Ten years after the publication of her first novel, Frances de Pontes Peebles returns with
The Air You Breathe. Set in 1920s Brazil, it’s a captivating tale of female friendship, music, love and ambition.
You were born in Brazil, grew up in Miami and now live in Chicago. Where are you most at home?
I’m most at home around the people I love, and who love me. I have this in all three places, so they are all my homes.
The Air You Breathe started as a fictional account of Carmen Miranda’s life, but then you decided to create your own Brazilian star, Sofia Salvador. Why?

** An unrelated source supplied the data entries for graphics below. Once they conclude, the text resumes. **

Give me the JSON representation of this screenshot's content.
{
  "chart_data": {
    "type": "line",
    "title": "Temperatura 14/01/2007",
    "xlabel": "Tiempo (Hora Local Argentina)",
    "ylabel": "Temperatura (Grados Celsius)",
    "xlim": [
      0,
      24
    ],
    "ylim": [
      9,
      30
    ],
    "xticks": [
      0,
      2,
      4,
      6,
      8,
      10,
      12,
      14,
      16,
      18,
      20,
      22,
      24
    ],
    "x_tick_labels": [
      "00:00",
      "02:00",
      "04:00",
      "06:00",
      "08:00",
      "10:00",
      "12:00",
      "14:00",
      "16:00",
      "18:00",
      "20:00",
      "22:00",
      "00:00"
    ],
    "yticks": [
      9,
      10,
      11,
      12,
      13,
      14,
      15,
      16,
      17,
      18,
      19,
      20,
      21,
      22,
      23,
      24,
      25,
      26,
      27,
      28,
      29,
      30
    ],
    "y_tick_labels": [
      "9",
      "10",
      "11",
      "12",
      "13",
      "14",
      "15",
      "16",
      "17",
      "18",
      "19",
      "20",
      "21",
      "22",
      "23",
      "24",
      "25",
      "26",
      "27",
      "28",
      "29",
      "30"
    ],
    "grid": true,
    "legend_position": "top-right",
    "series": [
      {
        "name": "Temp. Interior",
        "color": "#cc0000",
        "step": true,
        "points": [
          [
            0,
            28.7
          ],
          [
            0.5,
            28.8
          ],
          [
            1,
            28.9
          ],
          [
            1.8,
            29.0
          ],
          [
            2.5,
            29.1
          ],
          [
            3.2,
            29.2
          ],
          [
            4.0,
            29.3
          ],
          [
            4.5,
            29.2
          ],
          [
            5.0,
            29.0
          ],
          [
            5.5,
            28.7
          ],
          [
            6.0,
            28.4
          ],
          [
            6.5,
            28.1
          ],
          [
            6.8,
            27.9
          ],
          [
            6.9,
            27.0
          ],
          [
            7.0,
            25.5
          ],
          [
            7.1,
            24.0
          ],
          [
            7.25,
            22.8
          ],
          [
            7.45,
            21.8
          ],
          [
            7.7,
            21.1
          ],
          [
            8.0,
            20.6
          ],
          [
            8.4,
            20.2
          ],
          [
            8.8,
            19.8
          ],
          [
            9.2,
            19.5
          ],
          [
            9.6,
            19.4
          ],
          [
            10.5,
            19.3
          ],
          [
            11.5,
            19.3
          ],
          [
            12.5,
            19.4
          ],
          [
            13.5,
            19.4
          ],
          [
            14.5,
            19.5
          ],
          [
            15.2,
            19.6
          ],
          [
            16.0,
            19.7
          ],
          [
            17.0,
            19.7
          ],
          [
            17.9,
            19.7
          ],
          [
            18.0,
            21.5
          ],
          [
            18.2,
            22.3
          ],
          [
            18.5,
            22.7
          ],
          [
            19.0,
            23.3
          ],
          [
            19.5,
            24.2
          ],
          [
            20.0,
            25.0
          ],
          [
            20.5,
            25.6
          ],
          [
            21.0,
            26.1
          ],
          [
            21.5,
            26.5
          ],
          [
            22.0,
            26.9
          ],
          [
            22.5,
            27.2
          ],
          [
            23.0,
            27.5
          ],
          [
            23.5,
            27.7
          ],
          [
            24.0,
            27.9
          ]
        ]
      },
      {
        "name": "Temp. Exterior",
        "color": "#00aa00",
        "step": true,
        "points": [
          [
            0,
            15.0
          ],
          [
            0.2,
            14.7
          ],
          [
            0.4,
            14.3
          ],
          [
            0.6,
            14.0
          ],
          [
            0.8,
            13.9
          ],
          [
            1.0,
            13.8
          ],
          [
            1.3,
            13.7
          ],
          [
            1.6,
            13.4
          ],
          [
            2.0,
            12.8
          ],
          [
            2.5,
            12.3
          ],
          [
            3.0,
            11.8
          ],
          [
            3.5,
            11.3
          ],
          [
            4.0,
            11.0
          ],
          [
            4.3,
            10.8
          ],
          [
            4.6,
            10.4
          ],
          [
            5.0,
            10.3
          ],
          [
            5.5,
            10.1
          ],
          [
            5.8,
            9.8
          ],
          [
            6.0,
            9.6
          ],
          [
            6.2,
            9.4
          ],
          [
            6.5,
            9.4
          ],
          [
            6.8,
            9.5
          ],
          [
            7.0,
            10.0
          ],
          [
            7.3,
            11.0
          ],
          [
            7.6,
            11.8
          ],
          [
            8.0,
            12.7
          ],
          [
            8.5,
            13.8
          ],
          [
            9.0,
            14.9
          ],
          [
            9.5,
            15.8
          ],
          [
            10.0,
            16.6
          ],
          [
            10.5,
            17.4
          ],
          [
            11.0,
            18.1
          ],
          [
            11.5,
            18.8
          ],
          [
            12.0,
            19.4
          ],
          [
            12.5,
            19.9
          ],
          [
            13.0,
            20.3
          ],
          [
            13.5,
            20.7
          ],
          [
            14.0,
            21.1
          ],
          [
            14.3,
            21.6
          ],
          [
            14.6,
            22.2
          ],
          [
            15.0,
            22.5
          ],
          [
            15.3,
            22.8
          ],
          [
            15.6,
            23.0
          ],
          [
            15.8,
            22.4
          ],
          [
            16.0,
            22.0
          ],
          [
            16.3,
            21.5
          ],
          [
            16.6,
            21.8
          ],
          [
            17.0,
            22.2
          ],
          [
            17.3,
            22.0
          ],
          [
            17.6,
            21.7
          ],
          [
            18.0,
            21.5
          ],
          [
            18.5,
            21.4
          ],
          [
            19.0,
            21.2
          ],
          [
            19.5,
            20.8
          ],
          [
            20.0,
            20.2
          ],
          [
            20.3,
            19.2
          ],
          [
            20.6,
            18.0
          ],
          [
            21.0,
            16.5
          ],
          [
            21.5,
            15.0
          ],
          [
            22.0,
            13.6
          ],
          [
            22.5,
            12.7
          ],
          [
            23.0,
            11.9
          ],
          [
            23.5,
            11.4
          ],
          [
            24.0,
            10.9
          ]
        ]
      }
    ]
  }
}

Carmen Miranda’s story is compelling, but ultimately I felt hemmed in by having to faithfully follow the trajectory of her life. It felt like a story about a Hollywood star that has already been told many times, in many forms. I didn’t want to tell the same story over again. This was very early in my writing process, when the novel was more an idea than a fully formed manuscript. At the time, I was also reading a biography of Édith Piaf, written by Piaf’s former friend. I was fascinated by the tone of the book, how much love and jealousy was in her account of their friendship, how music bound them and also broke them apart. My instincts told me that my novel wasn’t about an actual Hollywood star but about music, friendship, loss and memory. I had to be true to my original impulse, so I re-envisioned the novel and started over. List
Mario Games online!
Your research for this must have been extensive. Is that part of the reason it has been a decade since
The Seamstress?
I did a lot of research, which I really enjoy. But research wasn’t the reason for the extended timeline between books. My husband and I moved back to Brazil and managed my family’s farm, building a business there. Farming is a 24/7 endeavor. While on the farm I gave birth to my daughter, which was wonderful, but I also went through postpartum depression, which wasn’t. After I had a child, my brain worked differently. I had less writing time and had to adjust to this new reality. I’d write while my daughter napped. When I had childcare, I’d write a few days a week. As she got older and went to preschool, I gained more time. Like many women who are mothers and do creative work, I felt like I had to fight for my time and my ideas. But the beautiful thing was that this book, this idea, also fought for me. It stayed with me all those years and through all those life changes. It was stubborn. It said,
I’ll be here when you’re ready. It was my duty to learn how to be the writer that this particular book needed. I’m not sure I could have written Dores’ character—her wise, wry voice full of love and regrets—without having experienced my own decade of heartache and love and transformation. As
Mary Oliver says, “Things take the time they take. Don’t worry.”